An Expert Advisor is a trading robot for MetaTrader 4 or 5 that runs on your chart and executes trades automatically based on rules you (or a developer) programmed. It can scan the market, generate signals with indicators like RSI or moving averages, and place orders 24/5 without you being at the screen.

When you attach an EA to a chart, MetaTrader calls three main functions: OnInit() (runs once at start — setup and validation), OnTick() (runs on every price tick — where signals and orders are handled), and OnDeinit() (runs when the EA is removed — cleanup). The EA keeps running as long as the chart is open and AutoTrading is enabled.

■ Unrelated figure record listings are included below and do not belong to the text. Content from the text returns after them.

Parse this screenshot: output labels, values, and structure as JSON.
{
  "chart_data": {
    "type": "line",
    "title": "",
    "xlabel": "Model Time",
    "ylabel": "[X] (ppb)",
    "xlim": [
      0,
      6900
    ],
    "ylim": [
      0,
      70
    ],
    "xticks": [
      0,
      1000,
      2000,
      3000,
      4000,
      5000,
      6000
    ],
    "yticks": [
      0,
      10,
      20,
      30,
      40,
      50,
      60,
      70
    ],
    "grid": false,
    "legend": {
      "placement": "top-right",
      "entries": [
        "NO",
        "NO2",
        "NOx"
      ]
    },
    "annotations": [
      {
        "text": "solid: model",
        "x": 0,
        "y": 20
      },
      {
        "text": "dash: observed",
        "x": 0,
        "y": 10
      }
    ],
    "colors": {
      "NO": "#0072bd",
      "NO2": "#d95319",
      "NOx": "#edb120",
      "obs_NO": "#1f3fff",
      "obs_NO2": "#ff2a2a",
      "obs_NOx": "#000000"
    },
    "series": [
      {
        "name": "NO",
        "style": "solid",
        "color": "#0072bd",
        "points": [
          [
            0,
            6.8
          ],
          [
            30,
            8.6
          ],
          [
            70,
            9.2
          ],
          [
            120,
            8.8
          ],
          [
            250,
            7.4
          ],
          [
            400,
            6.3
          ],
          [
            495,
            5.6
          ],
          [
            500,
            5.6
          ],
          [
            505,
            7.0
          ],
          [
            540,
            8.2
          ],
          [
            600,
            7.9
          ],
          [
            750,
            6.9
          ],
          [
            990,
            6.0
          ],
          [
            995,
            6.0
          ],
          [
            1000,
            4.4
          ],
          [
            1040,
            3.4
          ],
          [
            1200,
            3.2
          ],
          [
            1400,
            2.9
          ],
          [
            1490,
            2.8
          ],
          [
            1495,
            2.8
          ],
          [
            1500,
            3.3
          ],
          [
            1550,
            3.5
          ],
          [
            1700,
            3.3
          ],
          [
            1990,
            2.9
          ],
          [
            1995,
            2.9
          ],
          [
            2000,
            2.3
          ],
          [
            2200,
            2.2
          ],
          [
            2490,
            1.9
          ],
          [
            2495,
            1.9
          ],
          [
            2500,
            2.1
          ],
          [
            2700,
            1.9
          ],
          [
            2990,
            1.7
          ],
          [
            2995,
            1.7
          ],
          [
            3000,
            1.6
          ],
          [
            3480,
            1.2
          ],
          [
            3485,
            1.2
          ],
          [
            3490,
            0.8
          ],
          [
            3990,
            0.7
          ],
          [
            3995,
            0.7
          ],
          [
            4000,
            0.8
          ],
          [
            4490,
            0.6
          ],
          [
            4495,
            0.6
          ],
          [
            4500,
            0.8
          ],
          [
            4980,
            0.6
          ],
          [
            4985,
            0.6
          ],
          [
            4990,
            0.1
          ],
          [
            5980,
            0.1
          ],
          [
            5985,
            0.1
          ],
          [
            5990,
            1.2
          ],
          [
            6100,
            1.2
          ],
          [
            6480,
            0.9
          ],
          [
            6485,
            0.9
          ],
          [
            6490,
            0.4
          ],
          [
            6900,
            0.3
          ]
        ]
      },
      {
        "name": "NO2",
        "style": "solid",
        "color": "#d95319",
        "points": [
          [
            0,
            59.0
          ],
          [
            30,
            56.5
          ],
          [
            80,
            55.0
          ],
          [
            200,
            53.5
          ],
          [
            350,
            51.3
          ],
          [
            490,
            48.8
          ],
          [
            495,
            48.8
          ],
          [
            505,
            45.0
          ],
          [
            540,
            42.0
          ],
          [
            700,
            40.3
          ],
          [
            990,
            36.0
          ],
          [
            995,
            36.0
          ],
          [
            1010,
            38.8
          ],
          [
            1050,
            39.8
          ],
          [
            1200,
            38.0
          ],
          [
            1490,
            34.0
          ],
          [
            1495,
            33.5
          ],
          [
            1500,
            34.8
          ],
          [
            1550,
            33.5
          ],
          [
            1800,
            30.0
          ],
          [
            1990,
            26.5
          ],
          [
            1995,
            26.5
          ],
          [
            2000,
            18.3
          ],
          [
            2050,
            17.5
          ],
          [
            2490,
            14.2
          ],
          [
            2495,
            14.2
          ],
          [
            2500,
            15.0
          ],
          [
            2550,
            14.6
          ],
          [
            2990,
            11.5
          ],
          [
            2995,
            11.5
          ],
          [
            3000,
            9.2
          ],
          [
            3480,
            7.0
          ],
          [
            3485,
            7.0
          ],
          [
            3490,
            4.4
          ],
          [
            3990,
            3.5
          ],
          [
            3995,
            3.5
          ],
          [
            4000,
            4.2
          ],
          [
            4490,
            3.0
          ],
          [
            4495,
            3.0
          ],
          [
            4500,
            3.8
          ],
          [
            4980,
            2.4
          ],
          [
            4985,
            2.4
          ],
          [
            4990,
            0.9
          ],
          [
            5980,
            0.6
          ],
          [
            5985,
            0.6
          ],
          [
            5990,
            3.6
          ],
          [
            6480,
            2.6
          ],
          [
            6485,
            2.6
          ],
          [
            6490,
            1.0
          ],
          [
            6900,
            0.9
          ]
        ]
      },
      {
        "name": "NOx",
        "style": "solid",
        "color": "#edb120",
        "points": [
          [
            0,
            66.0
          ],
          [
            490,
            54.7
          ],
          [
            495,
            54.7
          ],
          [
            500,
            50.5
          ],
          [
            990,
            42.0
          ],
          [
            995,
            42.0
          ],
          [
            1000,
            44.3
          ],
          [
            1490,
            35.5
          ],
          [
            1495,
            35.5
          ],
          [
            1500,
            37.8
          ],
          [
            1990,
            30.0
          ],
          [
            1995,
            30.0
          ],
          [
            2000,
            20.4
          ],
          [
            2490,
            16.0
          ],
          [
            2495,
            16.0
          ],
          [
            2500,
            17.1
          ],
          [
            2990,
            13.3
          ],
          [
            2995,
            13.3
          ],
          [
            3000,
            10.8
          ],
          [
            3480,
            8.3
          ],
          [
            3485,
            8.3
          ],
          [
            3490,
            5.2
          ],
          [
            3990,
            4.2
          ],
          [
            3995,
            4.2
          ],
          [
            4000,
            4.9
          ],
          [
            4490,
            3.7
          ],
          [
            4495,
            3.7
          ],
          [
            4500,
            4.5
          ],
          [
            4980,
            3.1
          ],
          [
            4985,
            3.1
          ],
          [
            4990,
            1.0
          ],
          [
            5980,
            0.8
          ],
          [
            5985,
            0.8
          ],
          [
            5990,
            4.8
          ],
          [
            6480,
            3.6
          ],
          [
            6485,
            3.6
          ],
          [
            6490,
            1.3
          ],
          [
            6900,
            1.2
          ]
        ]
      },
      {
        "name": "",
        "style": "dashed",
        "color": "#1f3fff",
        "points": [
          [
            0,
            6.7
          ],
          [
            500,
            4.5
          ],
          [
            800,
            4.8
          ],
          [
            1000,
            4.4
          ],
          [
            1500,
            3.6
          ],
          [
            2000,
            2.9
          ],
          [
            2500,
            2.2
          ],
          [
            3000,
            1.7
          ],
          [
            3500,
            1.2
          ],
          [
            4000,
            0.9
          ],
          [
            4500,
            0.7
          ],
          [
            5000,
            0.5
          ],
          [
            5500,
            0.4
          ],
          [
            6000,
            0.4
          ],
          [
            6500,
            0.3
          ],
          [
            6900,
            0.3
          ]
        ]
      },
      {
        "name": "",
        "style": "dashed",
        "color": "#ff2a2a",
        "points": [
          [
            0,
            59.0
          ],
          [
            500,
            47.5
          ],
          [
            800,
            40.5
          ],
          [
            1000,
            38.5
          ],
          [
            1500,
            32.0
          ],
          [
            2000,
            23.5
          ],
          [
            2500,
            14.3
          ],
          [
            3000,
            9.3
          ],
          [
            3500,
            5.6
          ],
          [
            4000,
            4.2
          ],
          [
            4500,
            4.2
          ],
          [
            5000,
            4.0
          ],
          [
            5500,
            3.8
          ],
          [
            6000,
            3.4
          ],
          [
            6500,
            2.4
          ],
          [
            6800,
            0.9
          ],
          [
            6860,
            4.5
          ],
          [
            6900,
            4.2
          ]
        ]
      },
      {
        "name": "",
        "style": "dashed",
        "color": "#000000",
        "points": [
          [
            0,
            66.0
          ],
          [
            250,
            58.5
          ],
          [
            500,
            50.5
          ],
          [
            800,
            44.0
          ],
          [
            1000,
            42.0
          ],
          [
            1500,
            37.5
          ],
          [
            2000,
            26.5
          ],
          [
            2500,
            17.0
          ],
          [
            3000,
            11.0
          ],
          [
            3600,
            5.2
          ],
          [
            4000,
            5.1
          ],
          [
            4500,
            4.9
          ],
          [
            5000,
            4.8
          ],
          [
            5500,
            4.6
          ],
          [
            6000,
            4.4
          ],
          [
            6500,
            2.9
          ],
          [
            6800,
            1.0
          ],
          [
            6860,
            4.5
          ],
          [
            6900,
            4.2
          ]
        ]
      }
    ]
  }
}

Yes. Once attached to a chart and with AutoTrading turned on, an EA can open and close trades by itself according to its code. You can also configure some EAs to only show alerts and let you confirm trades manually.

An Expert Advisor can place trades; an indicator only analyzes price and draws on the chart — it cannot trade. Indicators are often used inside EAs to generate signals (e.g. RSI, MACD), so the EA is the "brain" that decides when to buy or sell.

Yes, if MetaTrader is running on your PC, the PC must stay on (and MetaTrader open) for the EA to run. Many traders use a VPS (Virtual Private Server) so the EA runs 24/7 even when their own computer is off.

There is no guarantee. EAs run your strategy consistently, but profitability depends on the strategy, market conditions, broker execution, and risk settings. Always backtest and use a demo account before going live.